Economia | Politica monetaria

Uscita dall'euro? Di Maio assicura che non c'è nessun piano B

Il governo non ha in programma alcun piano B per l’uscita dell’Italia dal sistema euro

Il ministro del Lavoro e dello Sviluppo economico, Luigi Di Maio, con quello dell'Interno, Matteo Salvini, il premier Conte e il ministro agli Affari europei Paolo Savona
Il ministro del Lavoro e dello Sviluppo economico, Luigi Di Maio, con quello dell'Interno, Matteo Salvini, il premier Conte e il ministro agli Affari europei Paolo Savona (ANSA/ETTORE FERRARI)

ROMA - Il governo non ha in programma alcun piano B per l’uscita dell’Italia dal sistema euro. Lo ha assicurato il vicepremier Luigi Di Maio intervenendo a Omnibus su La7. «Noi – ha detto – andiamo ai tavoli europei ad assolvere il mandato elettorale, a far rispettare l’Italia a quei tavoli. Oggi le posso dire che ad una possibile uscita dall’euro non ci sto pensando e il governo non sta lavorando a questo. Non possiamo immaginarlo nemmeno per un attimo». Luigi Di Maio "corregge" dunque il collega Paolo Savona, a capo del dicastero per gli Affari europei, che ieri aveva lasciato intendere che l'esecutivo giallo-verde stesse lavorando in questa direzione. "Il governo - prosegue Di Maio - non vuole uscire dall'euro.
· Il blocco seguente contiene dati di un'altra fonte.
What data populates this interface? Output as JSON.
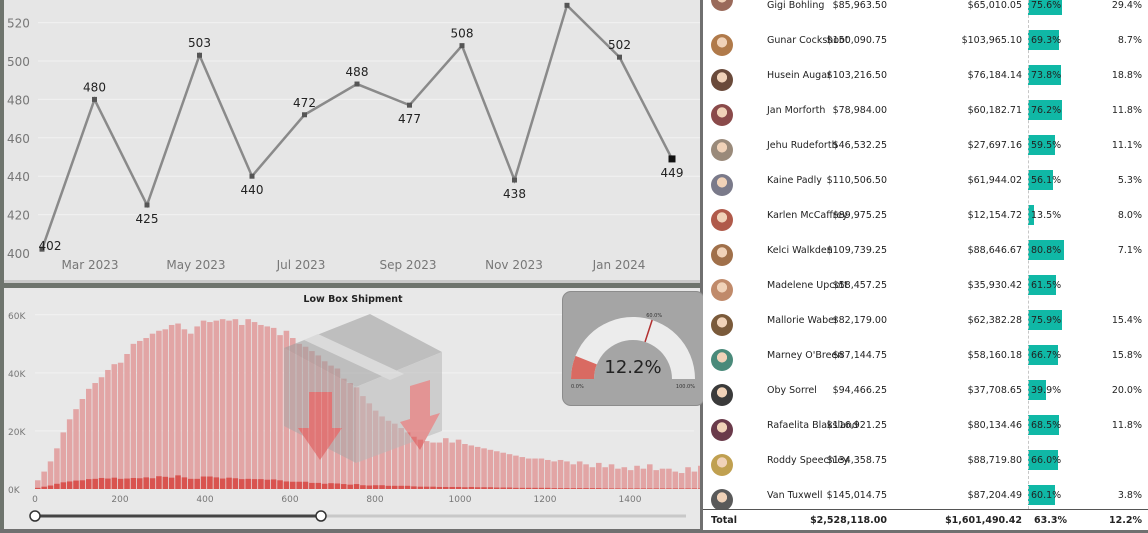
{
  "line_chart": {
    "y_ticks": [
      "520",
      "500",
      "480",
      "460",
      "440",
      "420",
      "400"
    ],
    "x_ticks": [
      "Mar 2023",
      "May 2023",
      "Jul 2023",
      "Sep 2023",
      "Nov 2023",
      "Jan 2024"
    ]
  },
  "chart_data": [
    {
      "type": "line",
      "ylim": [
        400,
        530
      ],
      "x": [
        "2022-12",
        "2023-01",
        "2023-02",
        "2023-03",
        "2023-04",
        "2023-05",
        "2023-06",
        "2023-07",
        "2023-08",
        "2023-09",
        "2023-10",
        "2023-11",
        "2023-12",
        "2024-01",
        "2024-02"
      ],
      "values": [
        402,
        480,
        425,
        503,
        440,
        472,
        488,
        477,
        508,
        438,
        529,
        502,
        449
      ],
      "series": [
        {
          "x": [
            "2023-02",
            "2023-03",
            "2023-04",
            "2023-05",
            "2023-06",
            "2023-07",
            "2023-08",
            "2023-09",
            "2023-10",
            "2023-11",
            "2023-12",
            "2024-01",
            "2024-02"
          ],
          "values": [
            402,
            480,
            425,
            503,
            440,
            472,
            488,
            477,
            508,
            438,
            529,
            502,
            449
          ],
          "labels": [
            "402",
            "480",
            "425",
            "503",
            "440",
            "472",
            "488",
            "477",
            "508",
            "438",
            "",
            "502",
            "449"
          ]
        }
      ]
    },
    {
      "type": "bar",
      "title": "Low Box Shipment",
      "xlim": [
        0,
        1550
      ],
      "ylim": [
        0,
        65000
      ],
      "x_ticks": [
        "0",
        "200",
        "400",
        "600",
        "800",
        "1000",
        "1200",
        "1400"
      ],
      "y_ticks": [
        "60K",
        "40K",
        "20K",
        "0K"
      ],
      "series": [
        {
          "values": [
            3000,
            6000,
            9500,
            14000,
            19500,
            24000,
            27500,
            31000,
            34500,
            36500,
            38500,
            41000,
            43000,
            43500,
            46500,
            50000,
            51000,
            52000,
            53500,
            54500,
            55000,
            56500,
            57000,
            55000,
            53500,
            56000,
            58000,
            57500,
            58000,
            58500,
            58000,
            58500,
            56500,
            58500,
            57500,
            56500,
            56000,
            55500,
            53000,
            54500,
            52000,
            50000,
            49000,
            47500,
            46000,
            44000,
            42500,
            41500,
            38000,
            36500,
            35000,
            32000,
            29500,
            27000,
            25000,
            23500,
            22500,
            21000,
            19500,
            18000,
            17000,
            16500,
            16000,
            16000,
            17500,
            16000,
            17000,
            15500,
            15000,
            14500,
            14000,
            13500,
            13000,
            12500,
            12000,
            11500,
            11000,
            10500,
            10500,
            10500,
            10000,
            9500,
            10000,
            9500,
            8500,
            9500,
            8500,
            7500,
            9000,
            7500,
            8500,
            7000,
            7500,
            6500,
            8000,
            7000,
            8500,
            6500,
            7000,
            7000,
            6000,
            5500,
            7500,
            6000,
            8000,
            7000,
            6500
          ]
        },
        {
          "values": [
            400,
            800,
            1200,
            1800,
            2300,
            2600,
            2900,
            3000,
            3400,
            3500,
            3800,
            3600,
            3900,
            3500,
            3600,
            3800,
            3700,
            4000,
            3700,
            4400,
            4200,
            3900,
            4700,
            4000,
            3500,
            3500,
            4300,
            4300,
            4000,
            3600,
            3900,
            3700,
            3400,
            3500,
            3400,
            3400,
            3200,
            3300,
            3000,
            2600,
            2500,
            2500,
            2500,
            2100,
            2100,
            1800,
            2000,
            1900,
            1700,
            1500,
            1700,
            1300,
            1200,
            1300,
            1300,
            1100,
            1100,
            1100,
            1100,
            900,
            800,
            800,
            800,
            700,
            700,
            700,
            700,
            600,
            700,
            600,
            600,
            600,
            500,
            500,
            500,
            400,
            400,
            400,
            400,
            400,
            400,
            300,
            300,
            300,
            300,
            300,
            300,
            300,
            300,
            200,
            200,
            200,
            200,
            200,
            200,
            200,
            200,
            200,
            200,
            200,
            200,
            200,
            200,
            200,
            200,
            200,
            200
          ]
        }
      ]
    }
  ],
  "gauge": {
    "value": "12.2%",
    "min": "0.0%",
    "max": "100.0%",
    "target": "60.0%",
    "value_fraction": 0.122,
    "target_fraction": 0.6
  },
  "colors": {
    "teal": "#10b8a6",
    "hist_light": "#e2a5a5",
    "hist_dark": "#d9534f",
    "gauge_fill": "#d96a62",
    "line": "#8a8a8a"
  },
  "table": {
    "rows": [
      {
        "name": "Gigi Bohling",
        "sales": "$85,963.50",
        "profit": "$65,010.05",
        "pct": "75.6%",
        "pct_value": 0.756,
        "last": "29.4%",
        "avatar": "#9a6a5a"
      },
      {
        "name": "Gunar Cockshoot",
        "sales": "$150,090.75",
        "profit": "$103,965.10",
        "pct": "69.3%",
        "pct_value": 0.693,
        "last": "8.7%",
        "avatar": "#b07a4a"
      },
      {
        "name": "Husein Augar",
        "sales": "$103,216.50",
        "profit": "$76,184.14",
        "pct": "73.8%",
        "pct_value": 0.738,
        "last": "18.8%",
        "avatar": "#6a4a3a"
      },
      {
        "name": "Jan Morforth",
        "sales": "$78,984.00",
        "profit": "$60,182.71",
        "pct": "76.2%",
        "pct_value": 0.762,
        "last": "11.8%",
        "avatar": "#8a4a4a"
      },
      {
        "name": "Jehu Rudeforth",
        "sales": "$46,532.25",
        "profit": "$27,697.16",
        "pct": "59.5%",
        "pct_value": 0.595,
        "last": "11.1%",
        "avatar": "#9a8a7a"
      },
      {
        "name": "Kaine Padly",
        "sales": "$110,506.50",
        "profit": "$61,944.02",
        "pct": "56.1%",
        "pct_value": 0.561,
        "last": "5.3%",
        "avatar": "#7a7a8a"
      },
      {
        "name": "Karlen McCaffrey",
        "sales": "$89,975.25",
        "profit": "$12,154.72",
        "pct": "13.5%",
        "pct_value": 0.135,
        "last": "8.0%",
        "avatar": "#b05a4a"
      },
      {
        "name": "Kelci Walkden",
        "sales": "$109,739.25",
        "profit": "$88,646.67",
        "pct": "80.8%",
        "pct_value": 0.808,
        "last": "7.1%",
        "avatar": "#a0704a"
      },
      {
        "name": "Madelene Upcott",
        "sales": "$58,457.25",
        "profit": "$35,930.42",
        "pct": "61.5%",
        "pct_value": 0.615,
        "last": "",
        "avatar": "#c08a6a"
      },
      {
        "name": "Mallorie Waber",
        "sales": "$82,179.00",
        "profit": "$62,382.28",
        "pct": "75.9%",
        "pct_value": 0.759,
        "last": "15.4%",
        "avatar": "#7a5a3a"
      },
      {
        "name": "Marney O'Breen",
        "sales": "$87,144.75",
        "profit": "$58,160.18",
        "pct": "66.7%",
        "pct_value": 0.667,
        "last": "15.8%",
        "avatar": "#4a8a7a"
      },
      {
        "name": "Oby Sorrel",
        "sales": "$94,466.25",
        "profit": "$37,708.65",
        "pct": "39.9%",
        "pct_value": 0.399,
        "last": "20.0%",
        "avatar": "#3a3a3a"
      },
      {
        "name": "Rafaelita Blaksland",
        "sales": "$116,921.25",
        "profit": "$80,134.46",
        "pct": "68.5%",
        "pct_value": 0.685,
        "last": "11.8%",
        "avatar": "#6a3a4a"
      },
      {
        "name": "Roddy Speechley",
        "sales": "$134,358.75",
        "profit": "$88,719.80",
        "pct": "66.0%",
        "pct_value": 0.66,
        "last": "",
        "avatar": "#c0a050"
      },
      {
        "name": "Van Tuxwell",
        "sales": "$145,014.75",
        "profit": "$87,204.49",
        "pct": "60.1%",
        "pct_value": 0.601,
        "last": "3.8%",
        "avatar": "#5a5a5a"
      }
    ],
    "total": {
      "label": "Total",
      "sales": "$2,528,118.00",
      "profit": "$1,601,490.42",
      "pct": "63.3%",
      "last": "12.2%"
    }
  }
}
Se poi gli altri cercheranno di cacciarci non lo so, ma questo non è la nostra volontà, ne metteremo gli altri nelle condizioni di farlo". 

Le parole di Savona
Ieri in Parlamento il ministro Savona, a proposito della moneta unica, aveva parlato della necessità per l'Italia "di essere pronta a tutto». La notizia è presto diventata "vogliamo uscire dall'euro", tanto che il dicastero di Savona ha emanato un comunicato in cui chiarisce che, nonostante quanto scritto da diversi giornali e in primis dal Corriere della Sera edizione online, la notizia di voler uscire dall’euro è falsa.

Boccia e Draghi, tutti allineati
Le affermazioni del vicepremier Di Maio sono condivise anche dal presidente di Confindustria Vincenzo Boccia, che commenta: "Mi sembra che il ministro Di Maio abbia chiarito dicendo che non c'è un piano B, mi sembra un atto di grande responsabilità». Di Maio si dice invece d'accordo con Savona sul ruolo della Bce. "Se siamo nell'Unione Monetaria la Bce deve fare realmente come una banca europea, cambiando lo statuto in modo da atteggiarsi veramente da banca centrale" ha detto. "Non siamo ai Mondiali ma almeno tifiamo Italia - continua - e cerchiamo di ottenere risultati anche per ridurre il debito, che è salito perché non sono stati fatti interventi. E si rispetti una ricetta che è quella degli investimenti e non dell'austerity». Il ministro del Lavoro ha anche pronunciato parole di vicinanza a Mario Draghi, spiegando di aver "apprezzato molto le sue parole" che gli sembrano "attendiste" rispetto a quello che farà il governo.

Vitalizi e voucher
Infine, Di Maio, ricordando che domani la Camera abolirà i vitalizi ("Finito con i vitalizi iniziamo con le pensioni d'oro». E ribadisce la sua formula: "Se hai versato i contributi la pensione è tua, se no ti ricalcolo la pensione"), è tornato a parlare di voucher: "Se servono per sfruttare i nostri ragazzi e i meno giovani non vanno bene. Se vogliamo discutere di specifiche mansioni in agricoltura e turismo sono d'accordo». E immediata è arrivata la replica di Graziano Delrio, ospite ad Agorà Estate, su questo punto: "Di Maio non aiuterà i precari ad esser stabilizzati. Con le cose che propone nel decreto dignità lui farà in modo che le imprese, le piccole imprese, licenzino i ragazzi che sono assunti a tempo determinato".